Collaborative Research Protocol (OSP)

Updated 24 November 2025

Collaborative Research Protocol (OSP) is a comprehensive framework combining architectural designs, APIs, and metadata standards to support secure, reproducible, and scalable scientific collaborations.
It employs federated workflow orchestration, robust data versioning, and provenance tracking to enhance scientific credibility and traceability.
OSP integrates advanced security, privacy, and tool integration practices to lower discovery barriers and facilitate efficient data sharing on distributed computational platforms.

A Collaborative Research Protocol (OSP) denotes the comprehensive suite of architectural frameworks, workflow conventions, APIs, metadata standards, and reproducibility policies that collectively enable multidisciplinary research teams to jointly ingest, analyze, annotate, share, version, cite, and publish scientific data and derived artifacts on open science platforms.
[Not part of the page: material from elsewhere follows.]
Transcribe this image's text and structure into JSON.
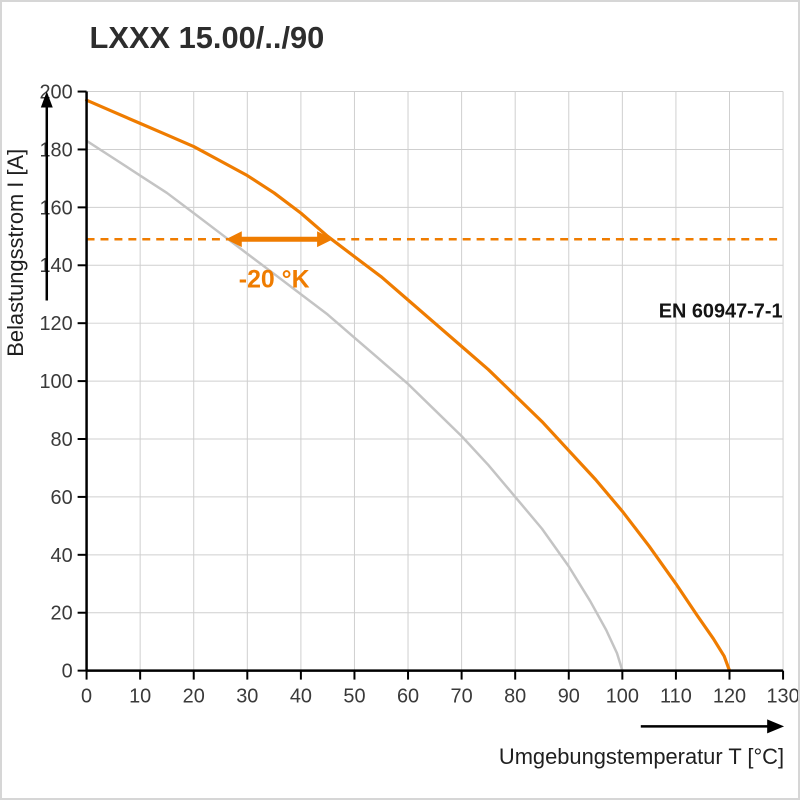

OSPs are designed to maximize scientific credibility, lower barriers to discovery, and ensure robust, reproducible outcomes across distributed computational resources. Implementations such as OSPREY for epidemic modeling (Collier et al., 2023), the Open Science Platform architecture for next-generation Dataverse (Sweeney et al., 2015), and TELOS Collaboration’s protocol for reproducible lattice data analysis (Bennett, 2 Apr 2025) illustrate core requirements and operational best practices for OSPs.

1. Architectural Components and Workflow Orchestration

A typical OSP integrates federated, algorithm-driven workflow fabrics spanning heterogeneous computational sites. High-level components include a Model Exploration module (“the algorithm”), a task distribution layer (e.g., funcX), relational task databases (e.g., EMEWS DB), execution pilots (Swift/T MPI, Python/R pools), and wide-area data sharing services (ProxyStore, Globus) (Collier et al., 2023). Within the Dataverse OSP, the architecture is tiered: Public Tier (UI/API), Operations Tier (policy enforcement, scheduling, provenance), and Data Tier (federated storage, secure views) (Sweeney et al., 2015). TELOS’s approach emphasizes deeply versioned git repositories, fine-grained workflow managers (Snakemake), and Conda environments for reproducibility (Bennett, 2 Apr 2025).
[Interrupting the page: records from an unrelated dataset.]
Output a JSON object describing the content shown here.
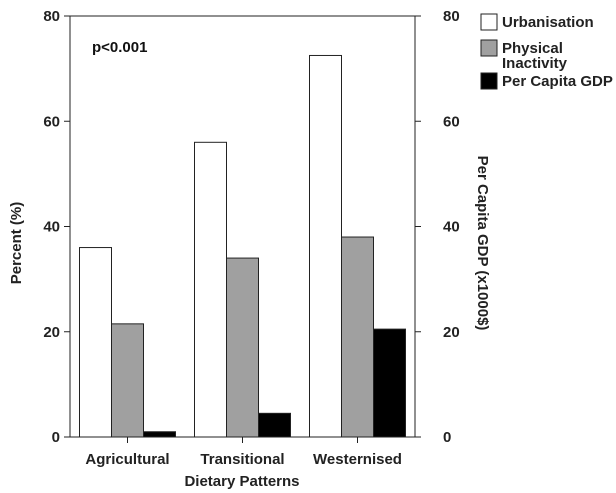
{
  "chart_data": {
    "type": "bar",
    "categories": [
      "Agricultural",
      "Transitional",
      "Westernised"
    ],
    "series": [
      {
        "name": "Urbanisation",
        "values": [
          36,
          56,
          72.5
        ],
        "color": "#ffffff",
        "axis": "left"
      },
      {
        "name": "Physical Inactivity",
        "values": [
          21.5,
          34,
          38
        ],
        "color": "#a0a0a0",
        "axis": "left"
      },
      {
        "name": "Per Capita GDP",
        "values": [
          1,
          4.5,
          20.5
        ],
        "color": "#000000",
        "axis": "right"
      }
    ],
    "legend_labels": [
      [
        "Urbanisation"
      ],
      [
        "Physical",
        "Inactivity"
      ],
      [
        "Per Capita GDP"
      ]
    ],
    "xlabel": "Dietary Patterns",
    "ylabel": "Percent (%)",
    "ylabel_right": "Per Capita GDP (x1000$)",
    "ylim": [
      0,
      80
    ],
    "ylim_right": [
      0,
      80
    ],
    "yticks": [
      "0",
      "20",
      "40",
      "60",
      "80"
    ],
    "yticks_right": [
      "0",
      "20",
      "40",
      "60",
      "80"
    ],
    "annotation": "p<0.001",
    "legend_position": "top-right, outside plot",
    "grid": false
  }
}
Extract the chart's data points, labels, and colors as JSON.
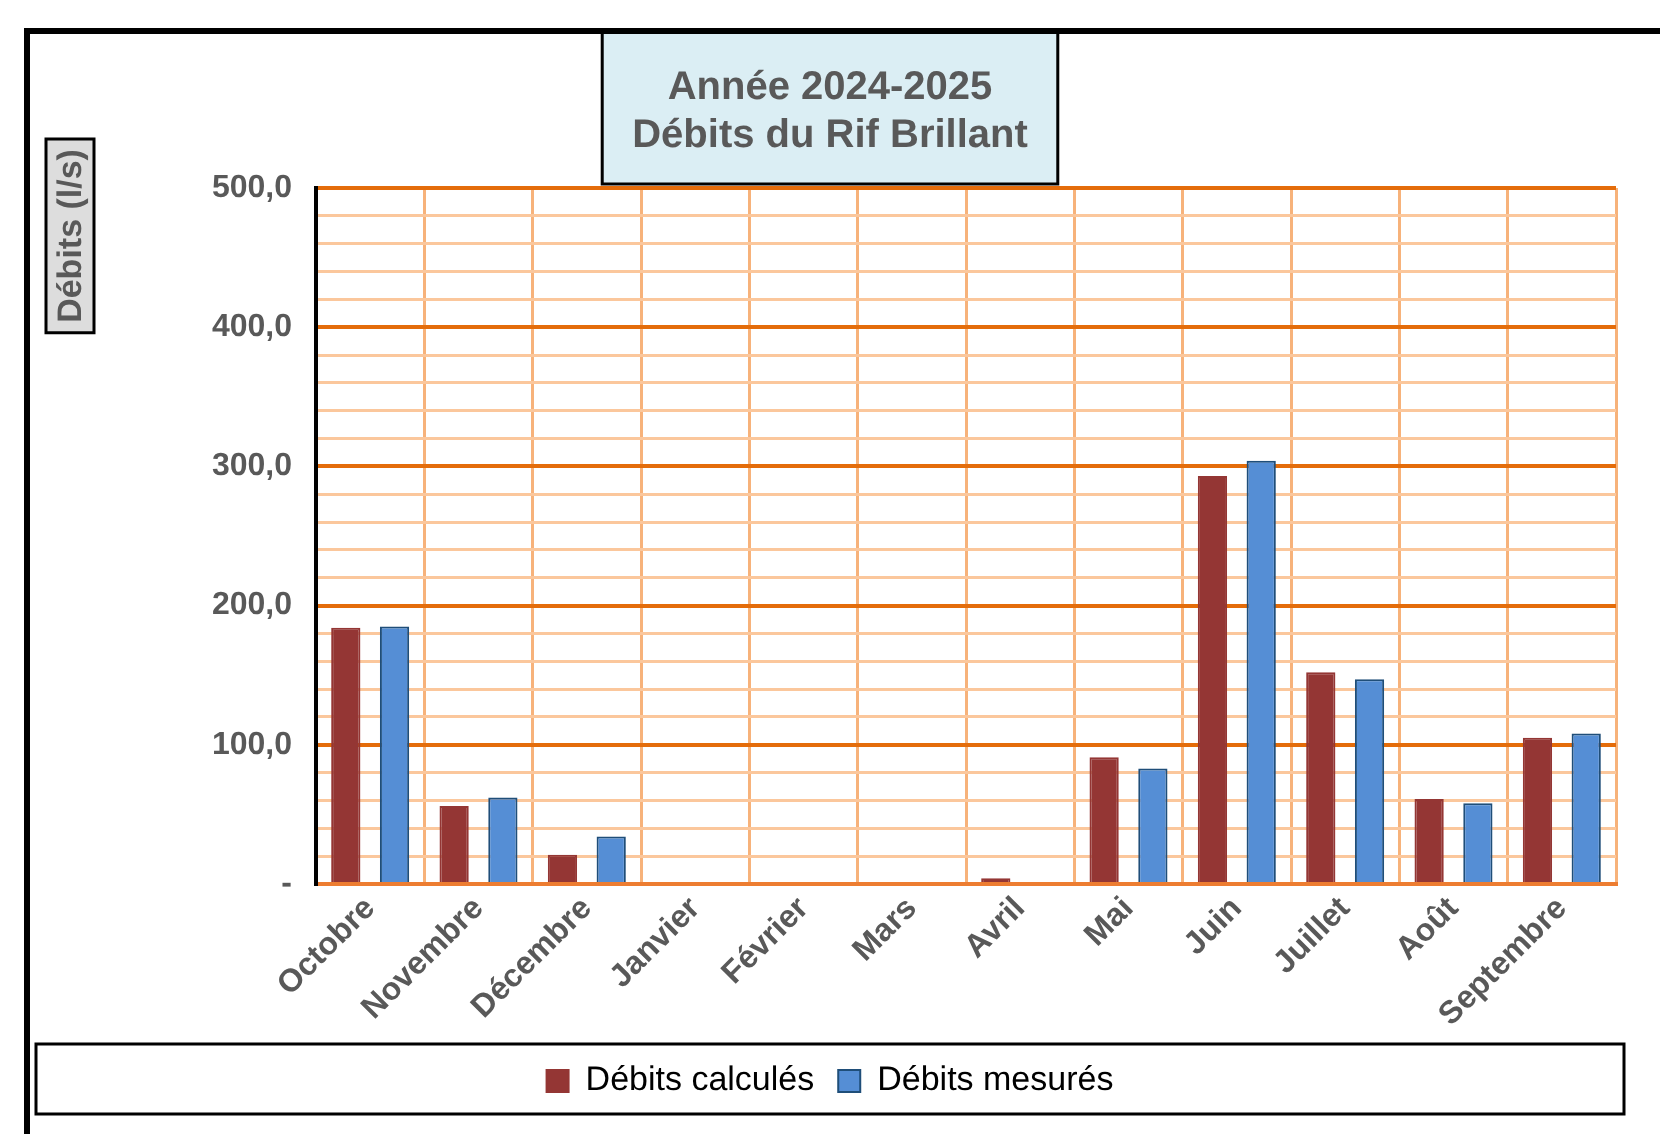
{
  "chart_data": {
    "type": "bar",
    "title": "Année 2024-2025\nDébits du Rif Brillant",
    "ylabel": "Débits (l/s)",
    "categories": [
      "Octobre",
      "Novembre",
      "Décembre",
      "Janvier",
      "Février",
      "Mars",
      "Avril",
      "Mai",
      "Juin",
      "Juillet",
      "Août",
      "Septembre"
    ],
    "series": [
      {
        "name": "Débits calculés",
        "color": "#943634",
        "values": [
          184,
          56,
          21,
          0,
          0,
          0,
          4,
          91,
          293,
          152,
          61,
          105
        ]
      },
      {
        "name": "Débits mesurés",
        "color": "#558ed5",
        "values": [
          185,
          62,
          34,
          0,
          0,
          0,
          0,
          83,
          304,
          147,
          58,
          108
        ]
      }
    ],
    "ylim": [
      0,
      500
    ],
    "yticks": [
      {
        "value": 0,
        "label": "-"
      },
      {
        "value": 20,
        "label": null
      },
      {
        "value": 40,
        "label": null
      },
      {
        "value": 60,
        "label": null
      },
      {
        "value": 80,
        "label": null
      },
      {
        "value": 100,
        "label": "100,0"
      },
      {
        "value": 120,
        "label": null
      },
      {
        "value": 140,
        "label": null
      },
      {
        "value": 160,
        "label": null
      },
      {
        "value": 180,
        "label": null
      },
      {
        "value": 200,
        "label": "200,0"
      },
      {
        "value": 220,
        "label": null
      },
      {
        "value": 240,
        "label": null
      },
      {
        "value": 260,
        "label": null
      },
      {
        "value": 280,
        "label": null
      },
      {
        "value": 300,
        "label": "300,0"
      },
      {
        "value": 320,
        "label": null
      },
      {
        "value": 340,
        "label": null
      },
      {
        "value": 360,
        "label": null
      },
      {
        "value": 380,
        "label": null
      },
      {
        "value": 400,
        "label": "400,0"
      },
      {
        "value": 420,
        "label": null
      },
      {
        "value": 440,
        "label": null
      },
      {
        "value": 460,
        "label": null
      },
      {
        "value": 480,
        "label": null
      },
      {
        "value": 500,
        "label": "500,0"
      }
    ],
    "grid": true,
    "legend": "bottom"
  }
}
Workflow protocols decouple producers and consumers using durable SQL-based output queues, asynchronous APIs for “fast time-to-solution” algorithms, batch and threshold tuning for back-pressure management, and elastic execution pools that scale in response to algorithmic demand. Control messages traverse secure central services (OAuth2 + TLS), while code execution and data transfer are site-to-site to eliminate bottlenecks (Collier et al., 2023).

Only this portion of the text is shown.